Air Asia setzt auf Erholung im vierten Quartal
Air Asia stellt sich auf ein schwaches drittes Quartal ein, das nach Angaben der Airline saisonal traditionell das schwächste für Reisen in der Region ist. Die Fluggesellschaft plant, die Sitzplatzkapazität im Vergleich zum Vorjahresquartal um 20 bis 25 Prozent zu kürzen, in diesem Jahr 25 ältere Flugzeuge an Leasinggeber zurückzugeben und die Strecke Sydney–Kuala Lumpur ab Oktober im Rahmen einer umfassenderen Netzanpassung auszusetzen.
Vorstandsvorsitzender Bo Lingam erklärte in einer Mitteilung, die Airline verfolge einen "bewussten, taktischen Ansatz", um das Ergebnis zu schützen. Die durchschnittlichen Kerosinpreise hatten im zweiten Quartal bei 183 US-Dollar je Barrel gelegen. Air Asia verbuchte zudem einen Nettoverlust aus Währungseffekten von rund 82 Millionen US-Dollar.
Lingam sagte, die Airline erwarte, die Kapazität im vierten Quartal wieder auf das Niveau vor dem Krieg zu bringen. Die Vorausbuchungen lägen bislang auf dem Niveau des Vorjahres.
Scoot trotz starker Nachfrage mit höheren Kosten
Scoot hat die Kapazität weiter ausgebaut, weil die Nachfrage robust bleibt. Die Stückkosten je Passagier stiegen in den drei Monaten bis Ende Juni jedoch um 21,7 Prozent. Der operative Verlust wuchs trotz höherer Tarife und der Absicherung über das Treibstoff-Hedging-Programm der Muttergesellschaft Singapore Airlines auf 32 Millionen Singapur-Dollar (rund 21,6 Millionen Euro), nach 17 Millionen Singapur-Dollar im Vorjahreszeitraum.
Der Kostenanstieg ließ den Sitzladefaktor, ab dem Scoot kostendeckend arbeitet, auf 100 Prozent steigen. Die Airline hätte demnach jeden Sitzplatz verkaufen müssen, um ihre Kosten im Passagierbetrieb zu decken. Der tatsächliche Sitzladefaktor lag bei 90,6 Prozent.

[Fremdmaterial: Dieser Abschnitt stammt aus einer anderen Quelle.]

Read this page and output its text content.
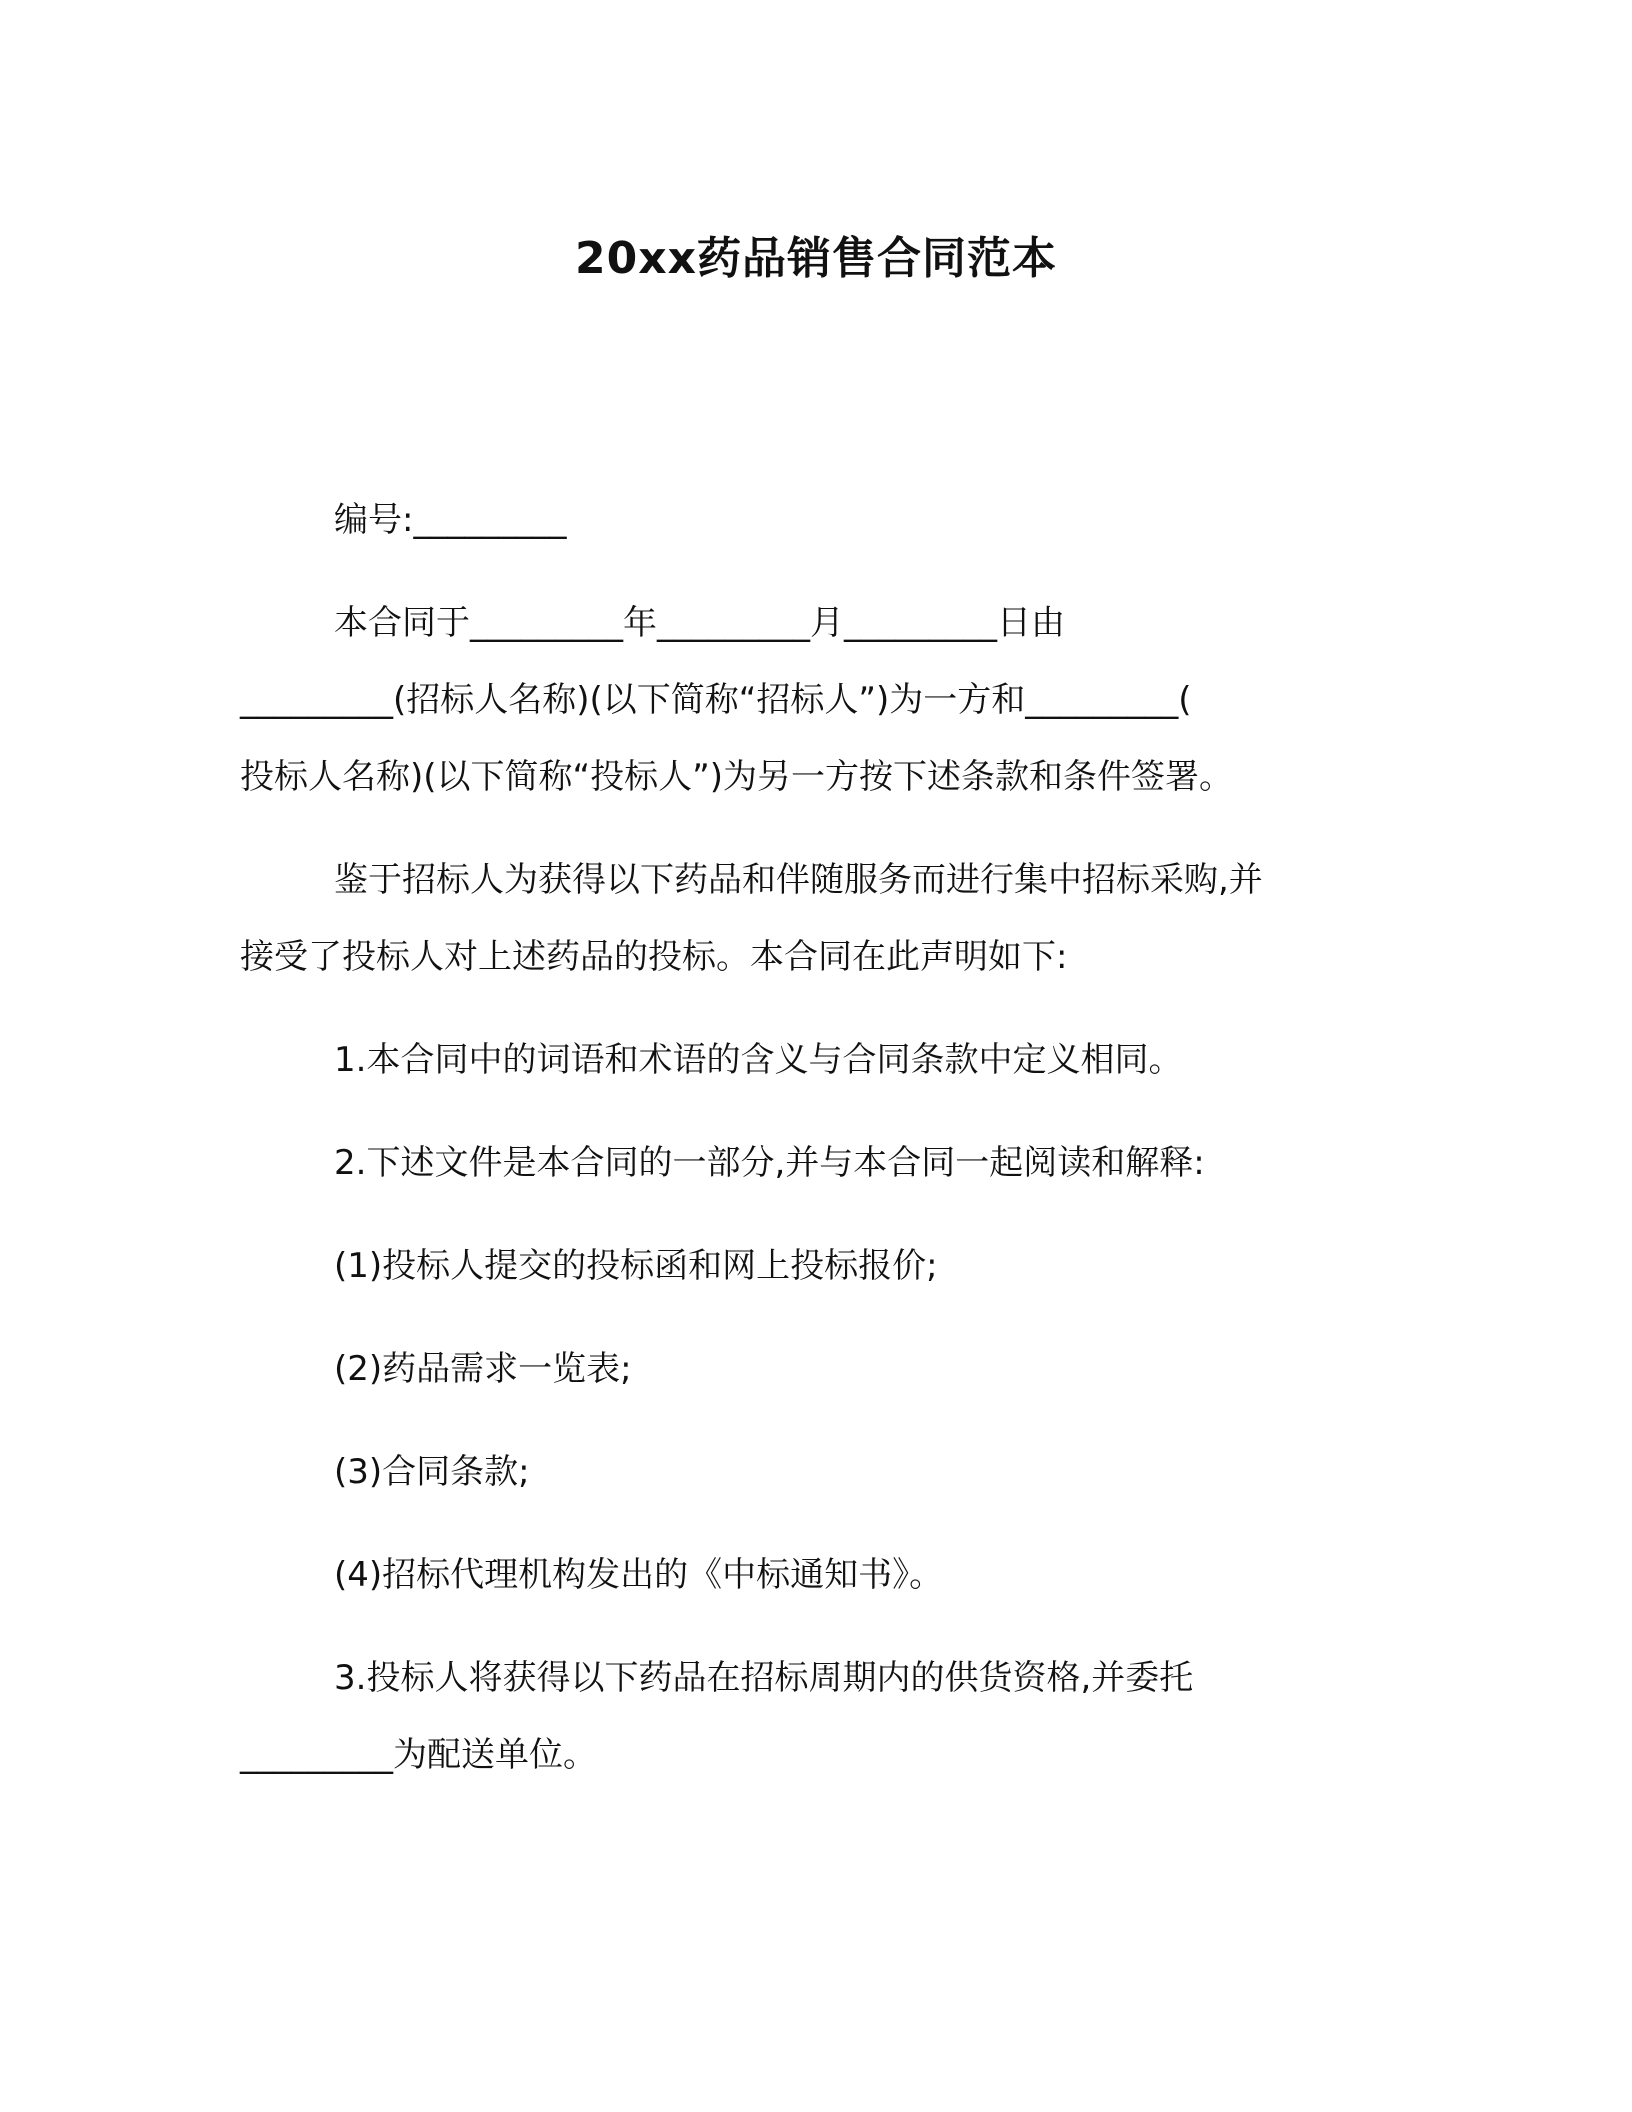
20xx药品销售合同范本
编号:_________
本合同于_________年_________月_________日由
_________(招标人名称)(以下简称“招标人”)为一方和_________(
投标人名称)(以下简称“投标人”)为另一方按下述条款和条件签署。
鉴于招标人为获得以下药品和伴随服务而进行集中招标采购,并
接受了投标人对上述药品的投标。本合同在此声明如下:
1.本合同中的词语和术语的含义与合同条款中定义相同。
2.下述文件是本合同的一部分,并与本合同一起阅读和解释:
(1)投标人提交的投标函和网上投标报价;
(2)药品需求一览表;
(3)合同条款;
(4)招标代理机构发出的《中标通知书》。
3.投标人将获得以下药品在招标周期内的供货资格,并委托
_________为配送单位。
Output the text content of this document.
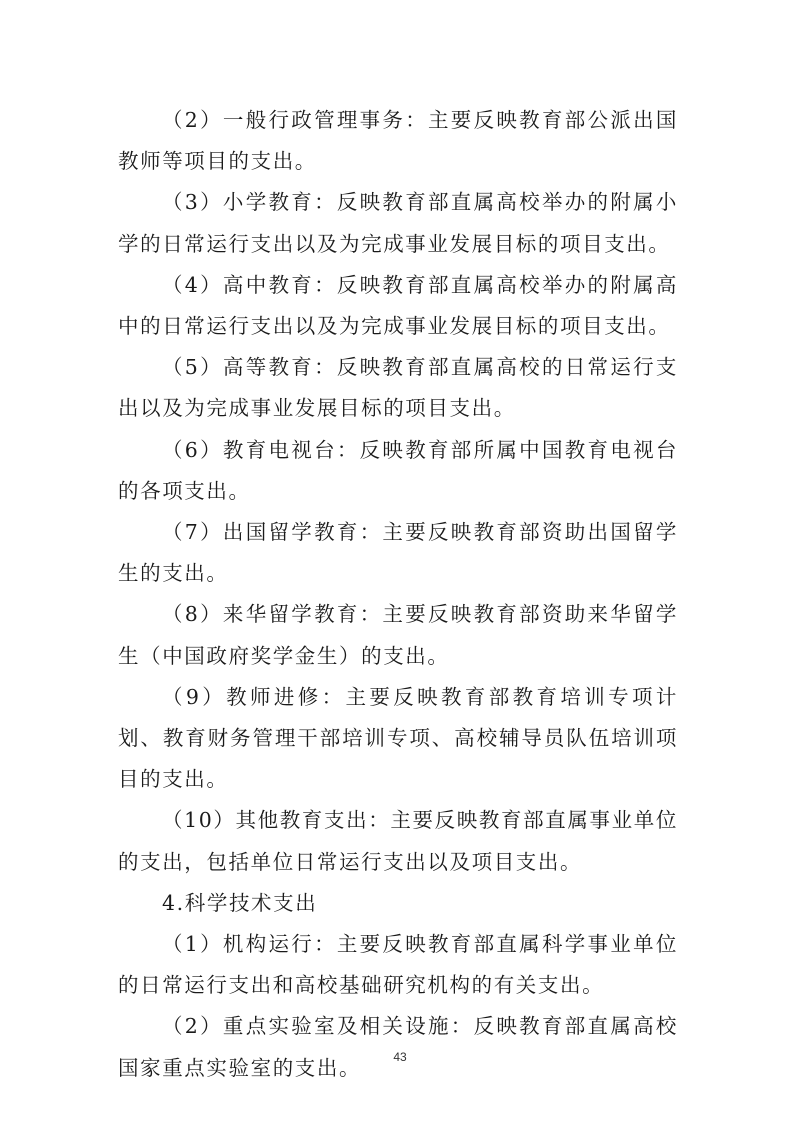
（2）一般行政管理事务：主要反映教育部公派出国教师等项目的支出。

（3）小学教育：反映教育部直属高校举办的附属小学的日常运行支出以及为完成事业发展目标的项目支出。

（4）高中教育：反映教育部直属高校举办的附属高中的日常运行支出以及为完成事业发展目标的项目支出。

（5）高等教育：反映教育部直属高校的日常运行支出以及为完成事业发展目标的项目支出。

（6）教育电视台：反映教育部所属中国教育电视台的各项支出。

（7）出国留学教育：主要反映教育部资助出国留学生的支出。

（8）来华留学教育：主要反映教育部资助来华留学生（中国政府奖学金生）的支出。

（9）教师进修：主要反映教育部教育培训专项计划、教育财务管理干部培训专项、高校辅导员队伍培训项目的支出。

（10）其他教育支出：主要反映教育部直属事业单位的支出，包括单位日常运行支出以及项目支出。

4.科学技术支出

（1）机构运行：主要反映教育部直属科学事业单位的日常运行支出和高校基础研究机构的有关支出。

（2）重点实验室及相关设施：反映教育部直属高校国家重点实验室的支出。	43
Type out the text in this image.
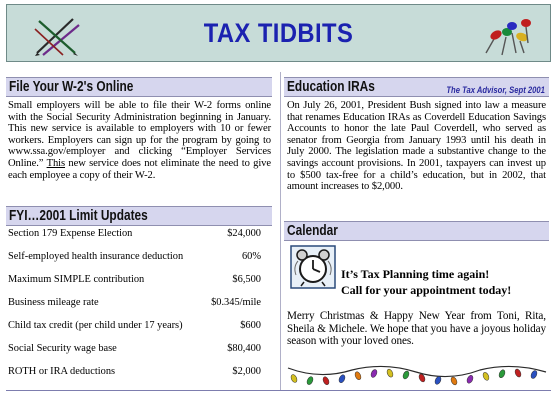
TAX TIDBITS
File Your W-2's Online
Small employers will be able to file their W-2 forms online with the Social Security Administration beginning in January. This new service is available to employers with 10 or fewer workers. Employers can sign up for the program by going to www.ssa.gov/employer and clicking “Employer Services Online.” This new service does not eliminate the need to give each employee a copy of their W-2.
FYI…2001 Limit Updates
Section 179 Expense Election	$24,000
Self-employed health insurance deduction	60%
Maximum SIMPLE contribution	$6,500
Business mileage rate	$0.345/mile
Child tax credit (per child under 17 years)	$600
Social Security wage base	$80,400
ROTH or IRA deductions	$2,000
Education IRAs	The Tax Advisor, Sept 2001
On July 26, 2001, President Bush signed into law a measure that renames Education IRAs as Coverdell Education Savings Accounts to honor the late Paul Coverdell, who served as senator from Georgia from January 1993 until his death in July 2000. The legislation made a substantive change to the savings account provisions. In 2001, taxpayers can invest up to $500 tax-free for a child’s education, but in 2002, that amount increases to $2,000.
Calendar
It’s Tax Planning time again!
Call for your appointment today!
Merry Christmas & Happy New Year from Toni, Rita, Sheila & Michele. We hope that you have a joyous holiday season with your loved ones.
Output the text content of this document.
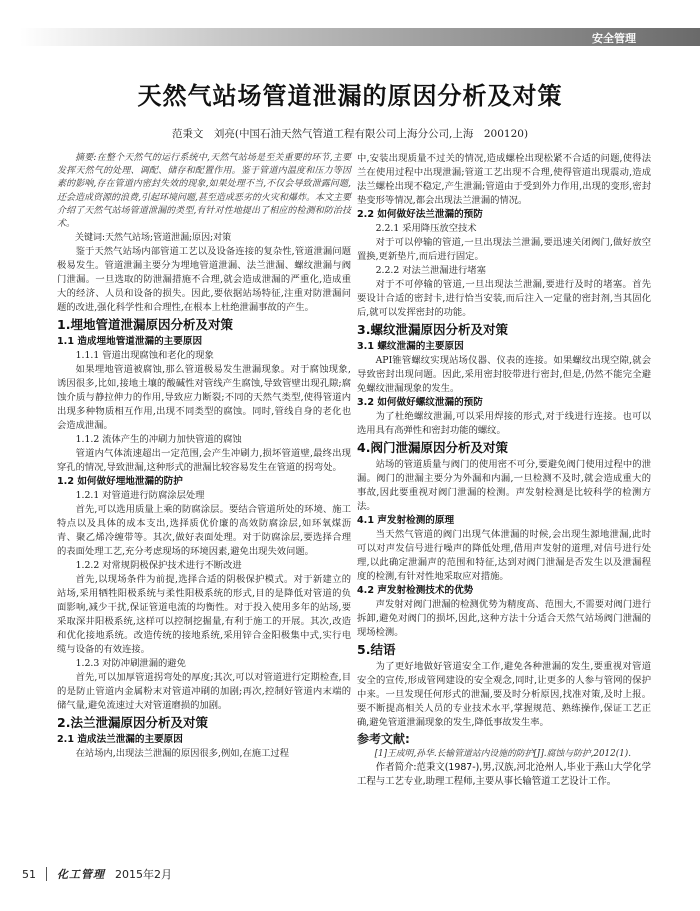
安全管理
天然气站场管道泄漏的原因分析及对策
范秉文　刘亮(中国石油天然气管道工程有限公司上海分公司,上海　200120)

摘要:在整个天然气的运行系统中,天然气站场是至关重要的环节,主要发挥天然气的处理、调配、储存和配置作用。鉴于管道内温度和压力等因素的影响,存在管道内密封失效的现象,如果处理不当,不仅会导致泄露问题,还会造成资源的浪费,引起环境问题,甚至造成恶劣的火灾和爆炸。本文主要介绍了天然气站场管道泄漏的类型,有针对性地提出了相应的检测和防治技术。

关键词:天然气站场;管道泄漏;原因;对策

鉴于天然气站场内部管道工艺以及设备连接的复杂性,管道泄漏问题极易发生。管道泄漏主要分为埋地管道泄漏、法兰泄漏、螺纹泄漏与阀门泄漏。一旦选取的防泄漏措施不合理,就会造成泄漏的严重化,造成重大的经济、人员和设备的损失。因此,要依据站场特征,注重对防泄漏问题的改进,强化科学性和合理性,在根本上杜绝泄漏事故的产生。

1.埋地管道泄漏原因分析及对策
1.1 造成埋地管道泄漏的主要原因

1.1.1 管道出现腐蚀和老化的现象

如果埋地管道被腐蚀,那么管道极易发生泄漏现象。对于腐蚀现象,诱因很多,比如,接地土壤的酸碱性对管线产生腐蚀,导致管壁出现孔隙;腐蚀介质与静拉伸力的作用,导致应力断裂;不同的天然气类型,使得管道内出现多种物质相互作用,出现不同类型的腐蚀。同时,管线自身的老化也会造成泄漏。

1.1.2 流体产生的冲刷力加快管道的腐蚀

管道内气体流速超出一定范围,会产生冲刷力,损坏管道壁,最终出现穿孔的情况,导致泄漏,这种形式的泄漏比较容易发生在管道的拐弯处。

1.2 如何做好埋地泄漏的防护

1.2.1 对管道进行防腐涂层处理

首先,可以选用质量上乘的防腐涂层。要结合管道所处的环境、施工特点以及具体的成本支出,选择质优价廉的高效防腐涂层,如环氧煤沥青、聚乙烯冷缠带等。其次,做好表面处理。对于防腐涂层,要选择合理的表面处理工艺,充分考虑现场的环境因素,避免出现失效问题。

1.2.2 对常规阴极保护技术进行不断改进

首先,以现场条件为前提,选择合适的阴极保护模式。对于新建立的站场,采用牺牲阳极系统与柔性阳极系统的形式,目的是降低对管道的负面影响,减少干扰,保证管道电流的均衡性。对于投入使用多年的站场,要采取深井阳极系统,这样可以控制挖掘量,有利于施工的开展。其次,改造和优化接地系统。改造传统的接地系统,采用锌合金阳极集中式,实行电缆与设备的有效连接。

1.2.3 对防冲刷泄漏的避免

首先,可以加厚管道拐弯处的厚度;其次,可以对管道进行定期检查,目的是防止管道内金属粉末对管道冲刷的加剧;再次,控制好管道内末端的储气量,避免流速过大对管道磨损的加剧。

2.法兰泄漏原因分析及对策
2.1 造成法兰泄漏的主要原因

在站场内,出现法兰泄漏的原因很多,例如,在施工过程

中,安装出现质量不过关的情况,造成螺栓出现松紧不合适的问题,使得法兰在使用过程中出现泄漏;管道工艺出现不合理,使得管道出现震动,造成法兰螺栓出现不稳定,产生泄漏;管道由于受到外力作用,出现的变形,密封垫变形等情况,都会出现法兰泄漏的情况。

2.2 如何做好法兰泄漏的预防

2.2.1 采用降压放空技术

对于可以停输的管道,一旦出现法兰泄漏,要迅速关闭阀门,做好放空置换,更新垫片,而后进行固定。

2.2.2 对法兰泄漏进行堵塞

对于不可停输的管道,一旦出现法兰泄漏,要进行及时的堵塞。首先要设计合适的密封卡,进行恰当安装,而后注入一定量的密封剂,当其固化后,就可以发挥密封的功能。

3.螺纹泄漏原因分析及对策
3.1 螺纹泄漏的主要原因

API锥管螺纹实现站场仪器、仪表的连接。如果螺纹出现空隙,就会导致密封出现问题。因此,采用密封胶带进行密封,但是,仍然不能完全避免螺纹泄漏现象的发生。

3.2 如何做好螺纹泄漏的预防

为了杜绝螺纹泄漏,可以采用焊接的形式,对于线进行连接。也可以选用具有高弹性和密封功能的螺纹。

4.阀门泄漏原因分析及对策

站场的管道质量与阀门的使用密不可分,要避免阀门使用过程中的泄漏。阀门的泄漏主要分为外漏和内漏,一旦检测不及时,就会造成重大的事故,因此要重视对阀门泄漏的检测。声发射检测是比较科学的检测方法。

4.1 声发射检测的原理

当天然气管道的阀门出现气体泄漏的时候,会出现生源地泄漏,此时可以对声发信号进行噪声的降低处理,借用声发射的道理,对信号进行处理,以此确定泄漏声的范围和特征,达到对阀门泄漏是否发生以及泄漏程度的检测,有针对性地采取应对措施。

4.2 声发射检测技术的优势

声发射对阀门泄漏的检测优势为精度高、范围大,不需要对阀门进行拆卸,避免对阀门的损坏,因此,这种方法十分适合天然气站场阀门泄漏的现场检测。

5.结语

为了更好地做好管道安全工作,避免各种泄漏的发生,要重视对管道安全的宣传,形成管网建设的安全观念,同时,让更多的人参与管网的保护中来。一旦发现任何形式的泄漏,要及时分析原因,找准对策,及时上报。要不断提高相关人员的专业技术水平,掌握规范、熟练操作,保证工艺正确,避免管道泄漏现象的发生,降低事故发生率。

参考文献:

[1]王成明,孙华.长输管道站内设施的防护[J].腐蚀与防护,2012(1).

作者简介:范秉文(1987-),男,汉族,河北沧州人,毕业于燕山大学化学工程与工艺专业,助理工程师,主要从事长输管道工艺设计工作。

51 化工管理 2015年2月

Chief Commercial Officer Calvin Chan erklärte in einer Stellungnahme, die Tarifanpassungen hätten die höheren Treibstoffpreise nicht vollständig ausgeglichen. Der Nahostkonflikt trübe zudem weiterhin den Ausblick.
Ausblick bleibt gedämpft
Ein Rückgang der Kerosinpreise würde die unmittelbaren Kostenbelastungen zwar lindern, könne Fluggesellschaften laut Gee aber auch dazu verleiten, Kapazitäten wiederherzustellen und aggressiver über den Preis zu konkurrieren. Innerasiatische Strecken seien davon besonders betroffen, weil sich das Angebot an Schmalrumpfflugzeugen schneller erhole als jenes an Großraumflugzeugen, sagte er. Die zusätzliche Kapazität könnte dabei auf eine schwächere Nachfrage treffen.
Angespannte Haushaltsbudgets könnten die Reisetätigkeit der südostasiatischen Mittelschicht im weiteren Jahresverlauf und in der wichtigen Hauptreisesaison bremsen, sagte der unabhängige Luftfahrtanalyst Brendan Sobie. "Der kurzfristige Ausblick ist eher trüb", sagte er. "Es gibt zwar Hoffnung auf eine Verbesserung im vierten Quartal, aber es ist noch zu früh, das wirklich einzuschätzen."